There are many difficult choices to make when deciding whether to rent or buy a home, but one of the most important factors is also among the easiest to determine: How long do you plan on staying in the home or neighborhood under consideration?
It has long been a rule of thumb that if you plan on staying in a home “long-term,” then you should buy instead of rent. But how long is “long-term,” really? Just how long does it take to recoup the upfront costs of buying, or to realize the savings inherent in a mortgage payment instead of a rent payment?
In some places, the answer is as short as one year – or as long as 20 years.
Zillow’s breakeven horizon incorporates all possible costs associated with buying and renting, including upfront payments, closing costs, anticipated monthly rent and mortgage payments, insurance, taxes, utilities and maintenance costs. It helps renters or prospective buyers determine the point, in years, at which buying a home becomes more financially advantageous than renting the same home. Because neighborhood selection is such a critical part of the home shopping process, the breakeven horizon is now available at the ZIP code and neighborhood level within individual cities and towns, and can often vary widely from neighborhood to neighborhood.

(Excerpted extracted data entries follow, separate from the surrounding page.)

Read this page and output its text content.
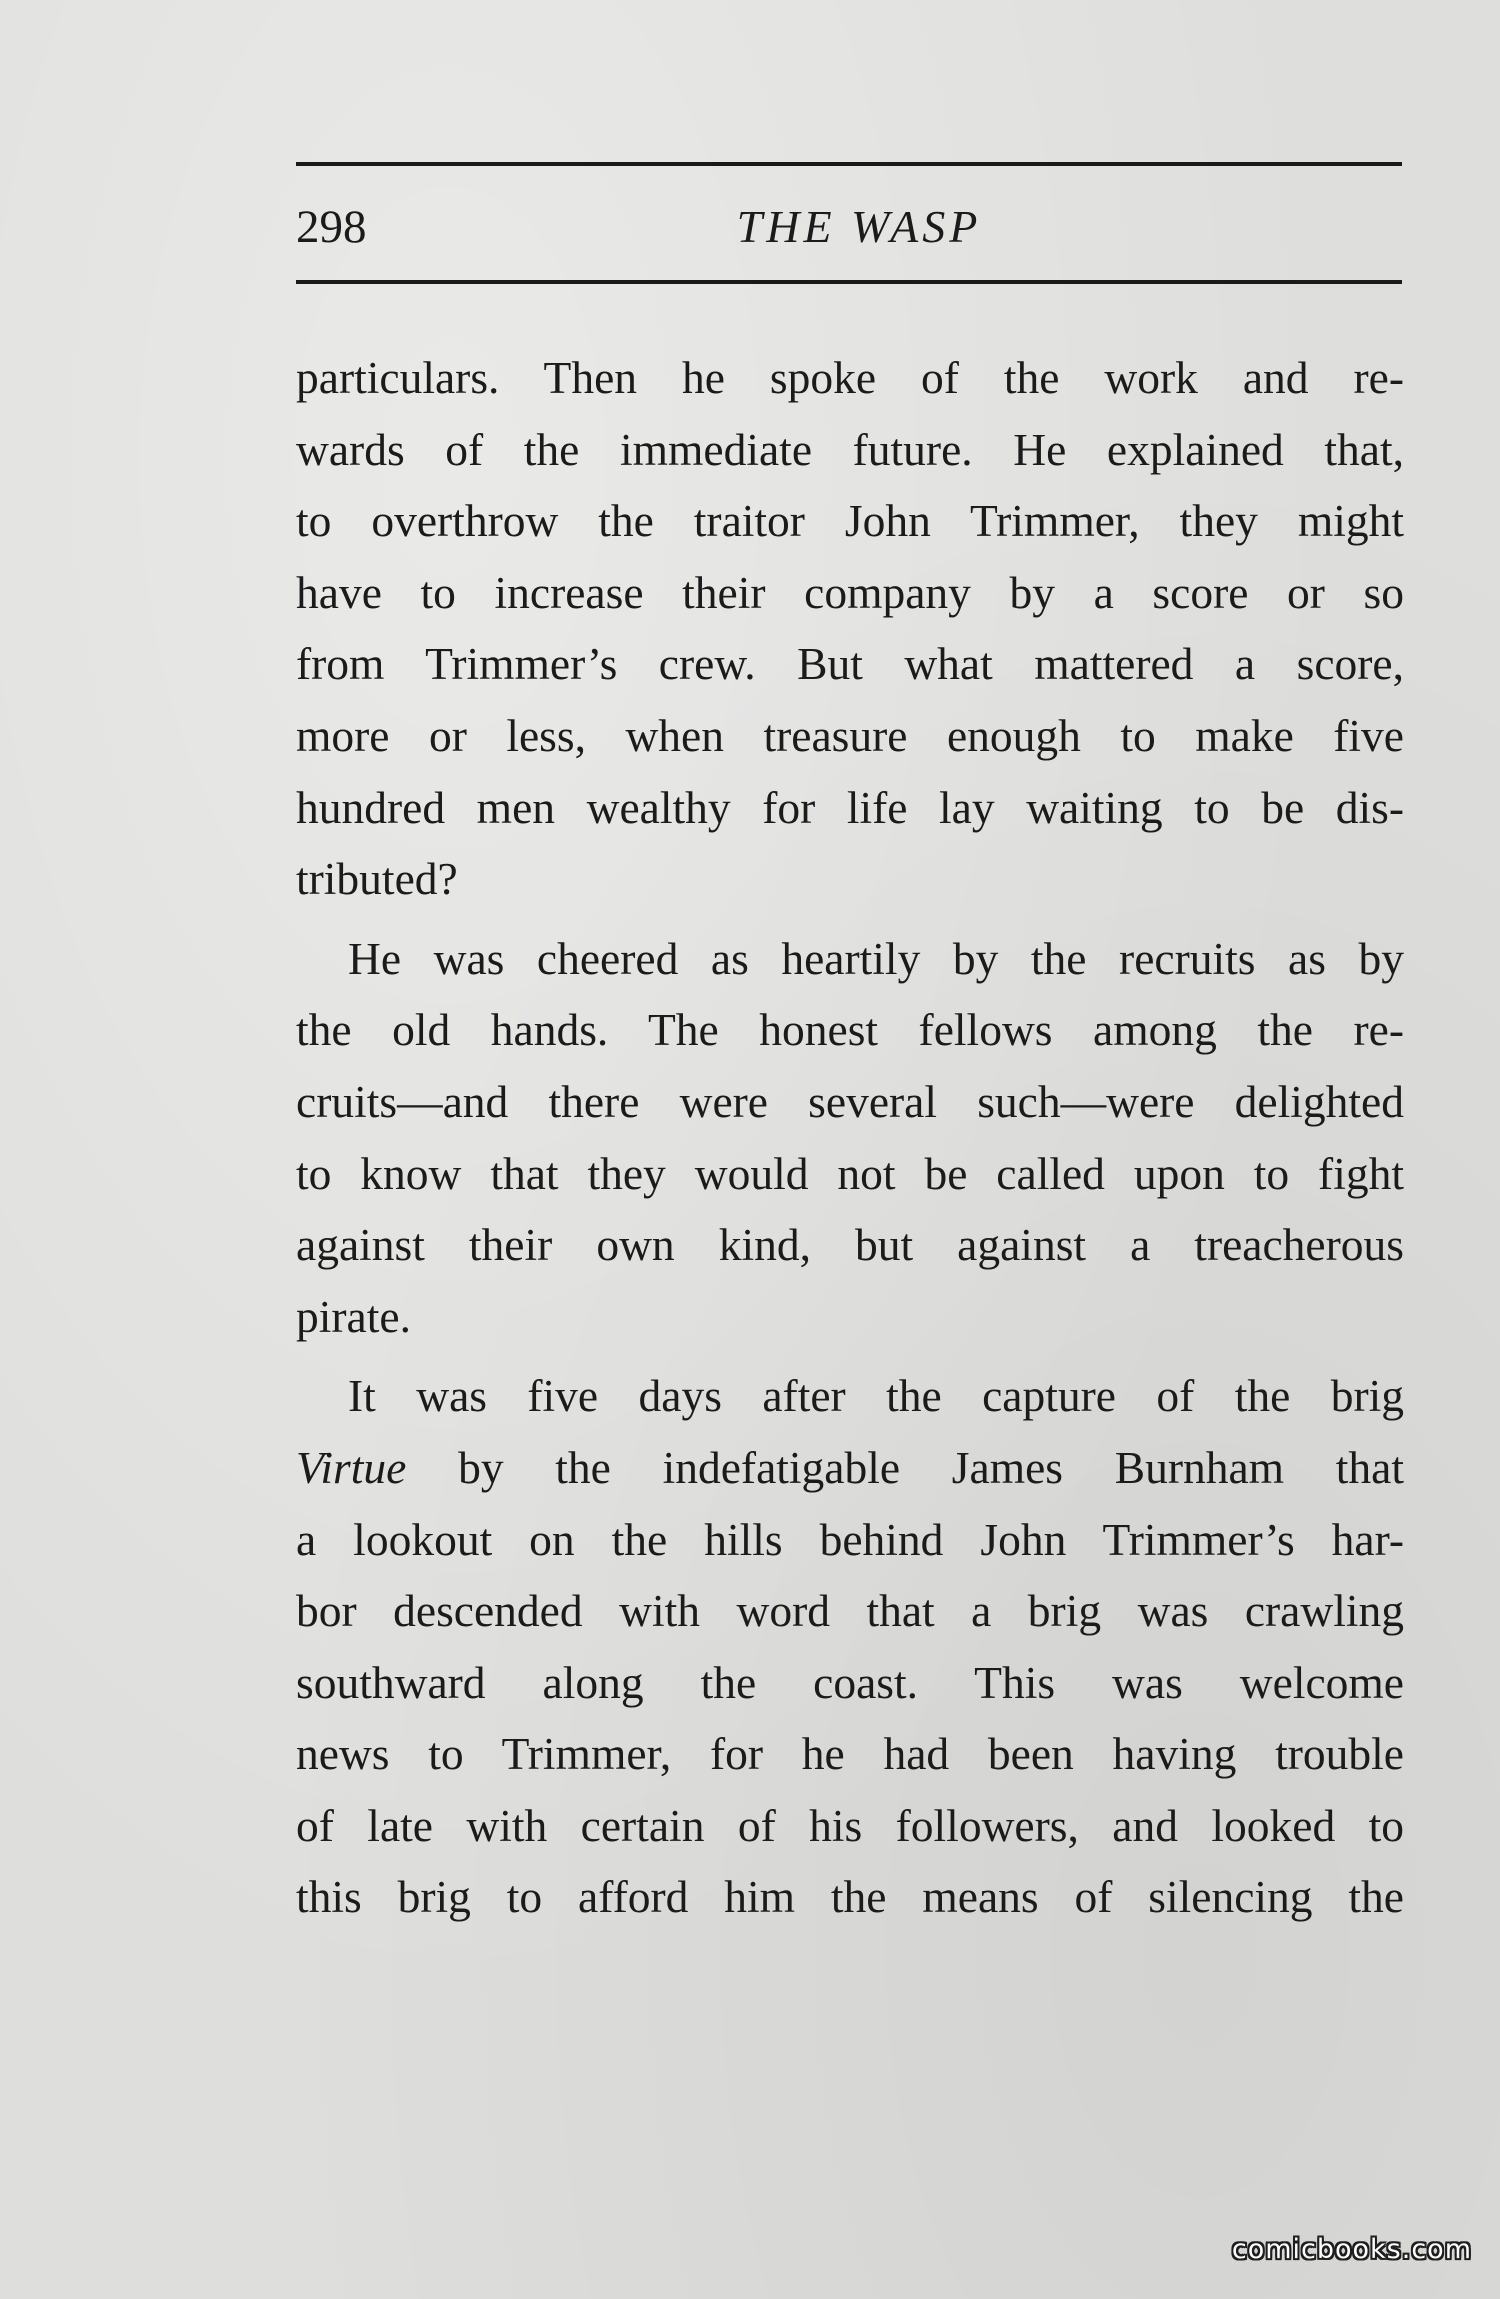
298	THE WASP

particulars. Then he spoke of the work and re-
wards of the immediate future. He explained that,
to overthrow the traitor John Trimmer, they might
have to increase their company by a score or so
from Trimmer’s crew. But what mattered a score,
more or less, when treasure enough to make five
hundred men wealthy for life lay waiting to be dis-
tributed?

He was cheered as heartily by the recruits as by
the old hands. The honest fellows among the re-
cruits—and there were several such—were delighted
to know that they would not be called upon to fight
against their own kind, but against a treacherous
pirate.

It was five days after the capture of the brig
Virtue by the indefatigable James Burnham that
a lookout on the hills behind John Trimmer’s har-
bor descended with word that a brig was crawling
southward along the coast. This was welcome
news to Trimmer, for he had been having trouble
of late with certain of his followers, and looked to
this brig to afford him the means of silencing the

comicbooks.com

Maybe you’re trying to decide whether to buy or rent in New York City. The breakeven horizon for New York City as a whole is 6.1 years. But at the neighborhood level, the breakeven horizon ranges from a low of 2.5 years in the Parkchester neighborhood in the Bronx, to a high of 11.9 years in the Carnegie Hill section of Manhattan.
Nationwide, the neighborhood with the lowest breakeven horizon is the Shelby Forest-Frayser neighborhood in Memphis, Tenn., at just one year. The neighborhood with the longest breakeven horizon is the Sandbridge area of Virginia Beach, Va., at 20.3 years.
So, if you’re thinking of moving to the Shelby Forest-Frayser part of Memphis in the next few months, and you think you’ll be there for at least a year, you should consider buying a place there instead of signing that one-year lease. And if you’re looking to find that perfect place in beautiful Sandbridge, well, you should feel comfortable signing that multi-year lease, or get ready to live there at least 20 years if you want to break even.